Bergua, en el Valle de Broto. Sus monumentos, excursiones, aventura, dónde comer, dormir.

Bergua constituye uno de esos ejemplos de zonas despobladas recuperadas gracias a las propicias circunstancias y al empeño de sus antiguos moradores, descendientes y admiradores. El hecho de acondicionarse una pista para el acceso desde Fiscal, o el paso de la línea eléctrica por la localidad, se convirtieron en piezas clave para la recuperación.

Este pequeño enclave pirenaico se ubica a 1.033 m de altitud, en uno de los marcos naturales más espectaculares de la provincia; una zona en ligera pendiente y rodeada de vegetación, sobre todo pinares y quejigos. El caserío se muestra orgulloso dada su renovada apariencia, con sus calles y sus bordas sonrientes de volver a ser pobladas, y vividas. Destacan casa Marcela y casa Agustín, dos potentes casas-fortaleza.

La parroquial, en estado de ruina, está dedicada a la Asunción de la Virgen, data del siglo XVI, y en uno de los muros podemos distinguir un crismón románico aparte de inscripciones góticas.

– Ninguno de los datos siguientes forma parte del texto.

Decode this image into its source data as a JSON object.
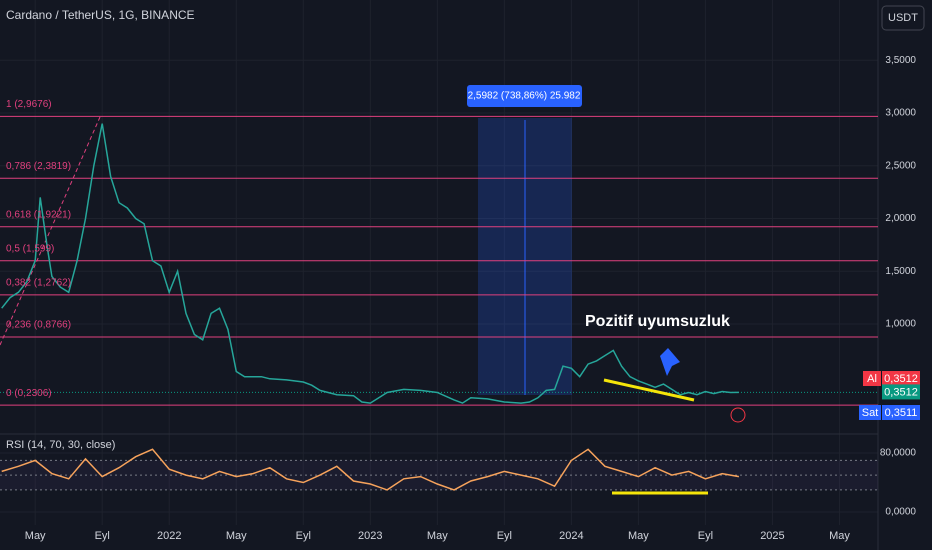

En el punto más alto de Bergua se encuentra la ermita de San Bartolomé, un ejemplo un tanto problemático en estilo, suponiendo algunos autores su apego a lo románico, mientras otros se decantan por su arcaísmo, asociándolo a épocas prerrománicas. Al margen de los conflictos cronológicos, lo cierto es que se trata de un bello ejemplo de la arquitectura religiosa de época medieval, ya sea por su singular estructura (su triple cabecera plana), su extraordinaria ubicación, o por los embellecimientos de época posterior: las pinturas murales del siglo XVI.

Justo enfrente del pueblo podemos contemplar los restos de un eremitorio o ermita rupestre que recibe el nombre de “Iglesieta de los moros”.

Bergua celebra sus fiestas el 15 de agosto, para la Asunción.